TBM caused when Mycobacterium tuberculosis infects brain tissue and the fluid surrounding the brain and spinal cord is considered the most lethal and disabling form of TB. Children under the age of 5, and those with chronic diseases—notably diabetes and HIV—are most likely to develop TBM. Like all TB diseases, TBM is treated with a combination of drugs, including isoniazid, rifampin, and pyrazinamide, taken for a year.
Because TBM symptoms are similar among rabbits and humans, the researchers created an experimentally infected colony of rabbits with TBM, injected them with the tagged drug and tracked levels of the tagged [11C]rifampin throughout the rabbits’ brains over six weeks. PET scans revealed that after two weeks of treatment, the penetration of [11C]rifampin into TBM brain lesions significantly decreased, from 32 percent to only 11 percent of the levels of the drug noted in the blood. Significantly, they say, the decrease was not reflected in samples of cerebrospinal fluid (CSF) taken from the rabbits, despite that CSF is currently used as a standard proxy for determining drug and infection levels in people.
“Until now, when treating patients, we’ve relied on a needle biopsy,” says Tucker. “We’ve assumed that what’s happening at the tip of the needle at one-time point in a sample is what’s happening throughout the affected organ.” The new results in the rabbit model, she says, suggest that it’s not that simple, at least in the animals. The penetration of rifampin varied among TBM lesions even within a single animal and changed over the course of the long treatment timeline.
The researchers also gave the tagged version of the drug to 10 adult human TB patients already receiving rifampin therapy.

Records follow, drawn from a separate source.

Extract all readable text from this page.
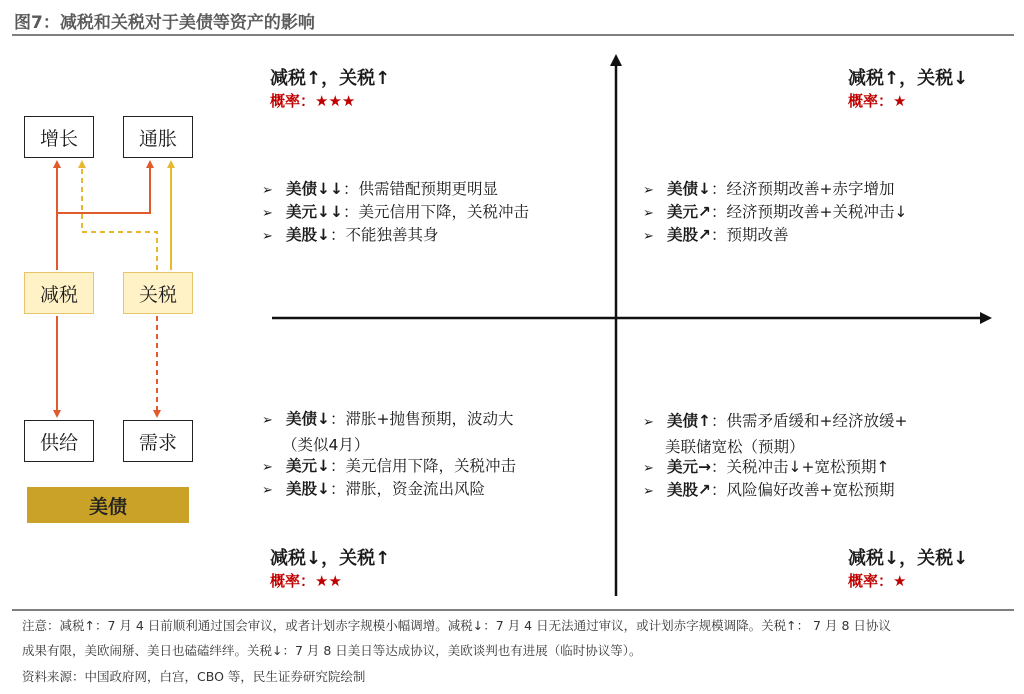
图7：减税和关税对于美债等资产的影响
增长	通胀
减税	关税
供给	需求
美债
减税↑，关税↑
概率：★★★
减税↑，关税↓
概率：★
减税↓，关税↑
概率：★★
减税↓，关税↓
概率：★
➢ 美债↓↓：供需错配预期更明显
➢ 美元↓↓：美元信用下降，关税冲击
➢ 美股↓：不能独善其身
➢ 美债↓：经济预期改善+赤字增加
➢ 美元↗：经济预期改善+关税冲击↓
➢ 美股↗：预期改善
➢ 美债↓：滞胀+抛售预期，波动大
（类似4月）
➢ 美元↓：美元信用下降，关税冲击
➢ 美股↓：滞胀，资金流出风险
➢ 美债↑：供需矛盾缓和+经济放缓+
美联储宽松（预期）
➢ 美元→：关税冲击↓+宽松预期↑
➢ 美股↗：风险偏好改善+宽松预期
注意：减税↑：7 月 4 日前顺利通过国会审议，或者计划赤字规模小幅调增。减税↓：7 月 4 日无法通过审议，或计划赤字规模调降。关税↑： 7 月 8 日协议
成果有限，美欧闹掰、美日也磕磕绊绊。关税↓：7 月 8 日美日等达成协议，美欧谈判也有进展（临时协议等）。
资料来源：中国政府网，白宫，CBO 等，民生证券研究院绘制
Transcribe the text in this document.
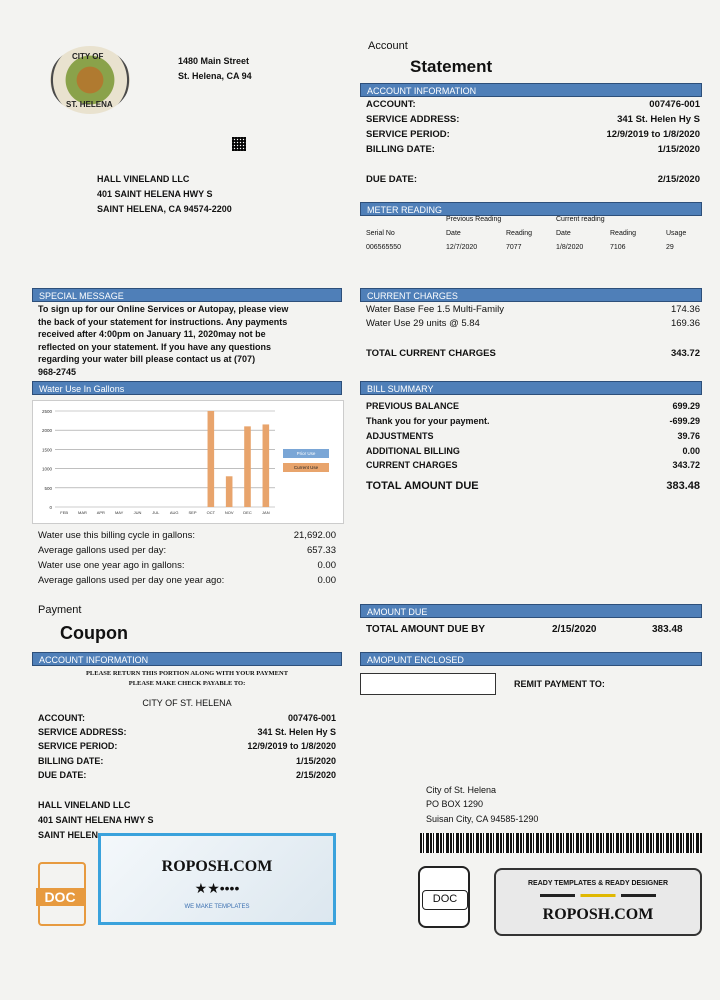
CITY OF
ST. HELENA
1480 Main Street
St. Helena, CA 94
Account
Statement
HALL VINELAND LLC
401 SAINT HELENA HWY S
SAINT HELENA, CA 94574-2200
ACCOUNT INFORMATION
ACCOUNT:	007476-001
SERVICE ADDRESS:	341 St. Helen Hy S
SERVICE PERIOD:	12/9/2019 to 1/8/2020
BILLING DATE:	1/15/2020
DUE DATE:	2/15/2020
METER READING
Previous Reading	Current reading
Serial No	Date	Reading	Date	Reading	Usage
006565550	12/7/2020	7077	1/8/2020	7106	29
SPECIAL MESSAGE
To sign up for our Online Services or Autopay, please view
the back of your statement for instructions. Any payments
received after 4:00pm on January 11, 2020may not be
reflected on your statement. If you have any questions
regarding your water bill please contact us at (707)
968-2745
CURRENT CHARGES
Water Base Fee 1.5 Multi-Family	174.36
Water Use 29 units @ 5.84	169.36
TOTAL CURRENT CHARGES	343.72
Water Use In Gallons
2500
2000
1500
1000
500
0
FEB MAR APR	MAY	JUN	JUL	AUG SEP	OCT NOV DEC	JAN
Prior Use
Current Use
Water use this billing cycle in gallons:	21,692.00
Average gallons used per day:	657.33
Water use one year ago in gallons:	0.00
Average gallons used per day one year ago:	0.00
BILL SUMMARY
PREVIOUS BALANCE	699.29
Thank you for your payment.	-699.29
ADJUSTMENTS	39.76
ADDITIONAL BILLING	0.00
CURRENT CHARGES	343.72
TOTAL AMOUNT DUE	383.48
Payment
Coupon
AMOUNT DUE
TOTAL AMOUNT DUE BY	2/15/2020	383.48
ACCOUNT INFORMATION	AMOPUNT ENCLOSED
REMIT PAYMENT TO:
PLEASE RETURN THIS PORTION ALONG WITH YOUR PAYMENT
PLEASE MAKE CHECK PAYABLE TO:
CITY OF ST. HELENA
ACCOUNT:	007476-001
SERVICE ADDRESS:	341 St. Helen Hy S
SERVICE PERIOD:	12/9/2019 to 1/8/2020
BILLING DATE:	1/15/2020
DUE DATE:	2/15/2020
HALL VINELAND LLC
401 SAINT HELENA HWY S
SAINT HELEN
City of St. Helena
PO BOX 1290
Suisan City, CA 94585-1290
DOC
ROPOSH.COM
★★••••
WE MAKE TEMPLATES
DOC
READY TEMPLATES & READY DESIGNER
ROPOSH.COM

The patients were scanned at the Johns Hopkins PET Center in Baltimore, and these studies were performed under the Food and Drug Administration guidelines for new PET tracers. One of the patients, a 24-year-old female, had TBM. Similar to the results in rabbits, a PET scan showed that penetration of the drug into the patient’s brain lesions was limited to less than 5 per cent.

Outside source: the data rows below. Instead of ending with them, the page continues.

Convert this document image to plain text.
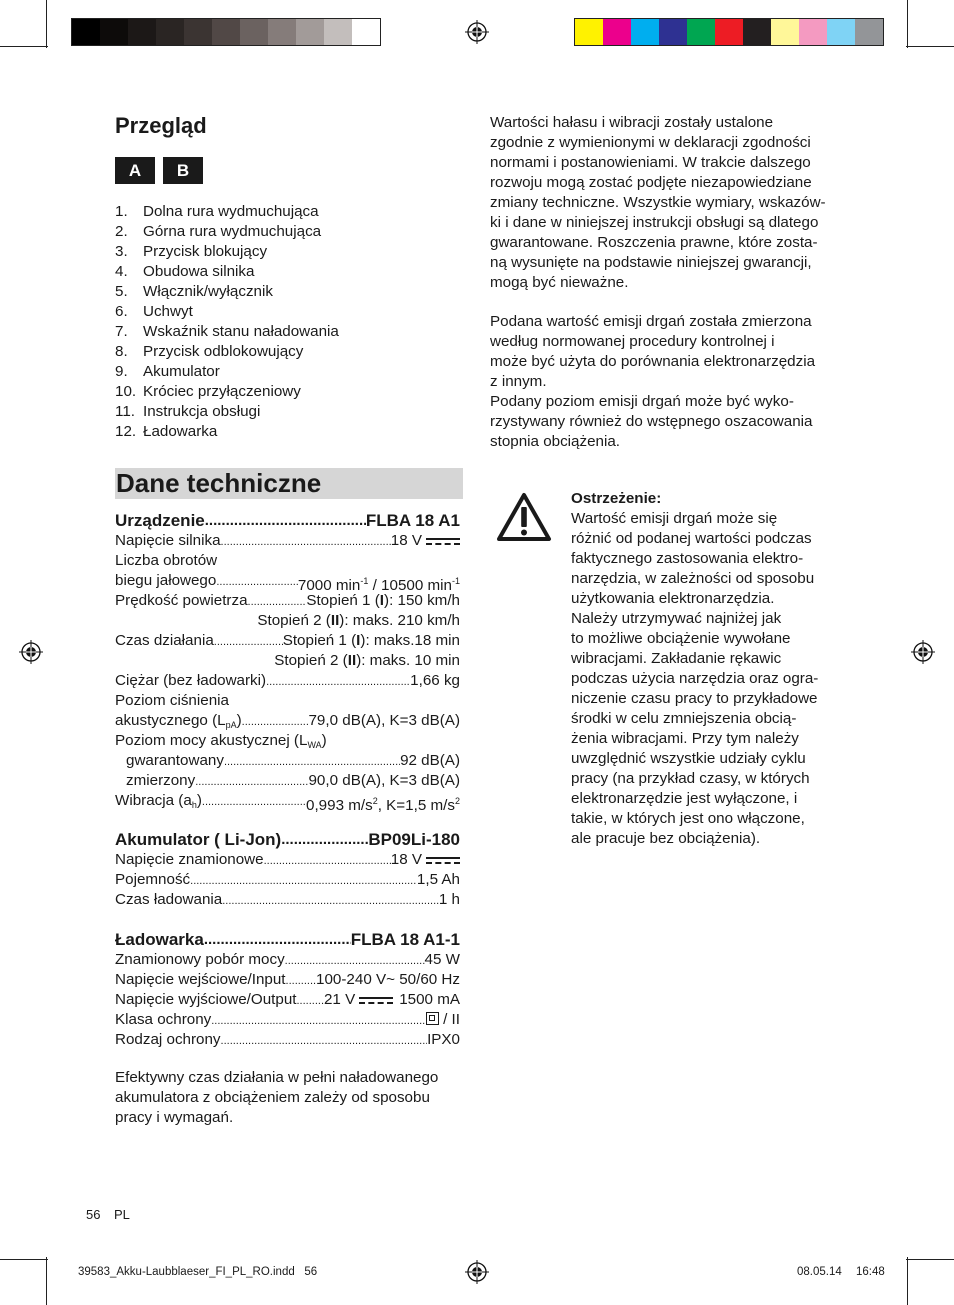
Przegląd
A	B
1. Dolna rura wydmuchująca
2. Górna rura wydmuchująca
3. Przycisk blokujący
4. Obudowa silnika
5. Włącznik/wyłącznik
6. Uchwyt
7. Wskaźnik stanu naładowania
8. Przycisk odblokowujący
9. Akumulator
10. Króciec przyłączeniowy
11. Instrukcja obsługi
12. Ładowarka
Dane techniczne
Urządzenie .....	FLBA 18 A1
Napięcie silnika .....	18 V
Liczba obrotów
biegu jałowego .....	7000 $\min^{-1} / 10500$ $\min^{-1}$
Prędkość powietrza .....	Stopień 1 (I): 150 km/h
Stopień 2 (II): maks. 210 km/h
Czas działania .....	Stopień 1 (I): maks.18 min
Stopień 2 (II): maks. 10 min
Ciężar (bez ładowarki) .....	1,66 kg
Poziom ciśnienia
akustycznego $(L_{pA})$ .....	79,0 dB(A), K=3 dB(A)
Poziom mocy akustycznej $(L_{WA})$
gwarantowany .....	92 dB(A)
zmierzony .....	90,0 dB(A), K=3 dB(A)
Wibracja $(a_h)$ .....	0,993 $m/s^2$, K=1,5 $m/s^2$
Akumulator ( Li-Jon) .....	BP09Li-180
Napięcie znamionowe .....	18 V
Pojemność .....	1,5 Ah
Czas ładowania .....	1 h
Ładowarka .....	FLBA 18 A1-1
Znamionowy pobór mocy .....	45 W
Napięcie wejściowe/Input ..... 100-240 V~ 50/60 Hz
Napięcie wyjściowe/Output ..... 21 V	1500 mA
Klasa ochrony .....	/ II
Rodzaj ochrony .....	IPX0
Efektywny czas działania w pełni naładowanego akumulatora z obciążeniem zależy od sposobu pracy i wymagań.
Wartości hałasu i wibracji zostały ustalone
zgodnie z wymienionymi w deklaracji zgodności
normami i postanowieniami. W trakcie dalszego
rozwoju mogą zostać podjęte niezapowiedziane
zmiany techniczne. Wszystkie wymiary, wskazów-
ki i dane w niniejszej instrukcji obsługi są dlatego
gwarantowane. Roszczenia prawne, które zosta-
ną wysunięte na podstawie niniejszej gwarancji,
mogą być nieważne.
Podana wartość emisji drgań została zmierzona
według normowanej procedury kontrolnej i
może być użyta do porównania elektronarzędzia
z innym.
Podany poziom emisji drgań może być wyko-
rzystywany również do wstępnego oszacowania
stopnia obciążenia.
Ostrzeżenie:
Wartość emisji drgań może się
różnić od podanej wartości podczas
faktycznego zastosowania elektro-
narzędzia, w zależności od sposobu
użytkowania elektronarzędzia.
Należy utrzymywać najniżej jak
to możliwe obciążenie wywołane
wibracjami. Zakładanie rękawic
podczas użycia narzędzia oraz ogra-
niczenie czasu pracy to przykładowe
środki w celu zmniejszenia obcią-
żenia wibracjami. Przy tym należy
uwzględnić wszystkie udziały cyklu
pracy (na przykład czasy, w których
elektronarzędzie jest wyłączone, i
takie, w których jest ono włączone,
ale pracuje bez obciążenia).
56 PL
39583_Akku-Laubblaeser_FI_PL_RO.indd   56	08.05.14 16:48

“If further research in animals and humans confirms that rifampin and other anti-TB drugs penetrate differently into their brains,” says Ordonez, “we foresee that imaging can help us figure out the concentration of drug needed and tailor the dose for individual patients.”
The team also expects that the rabbit model of TBM can be used to answer key questions about the disease and its treatment, including what baseline levels of antibiotics are required to penetrate brain lesions more fully.
“We used to think we could just give a drug and patients should get better,” says Jain. “Now, we have tools to measure the nuances that make a difference. PET could be used to study other antibiotics and also allow precision medicine approaches in resource-rich settings, such as the U.S. for other serious infections including MRSA (methicillin-resistant Staphylococcus aureus).”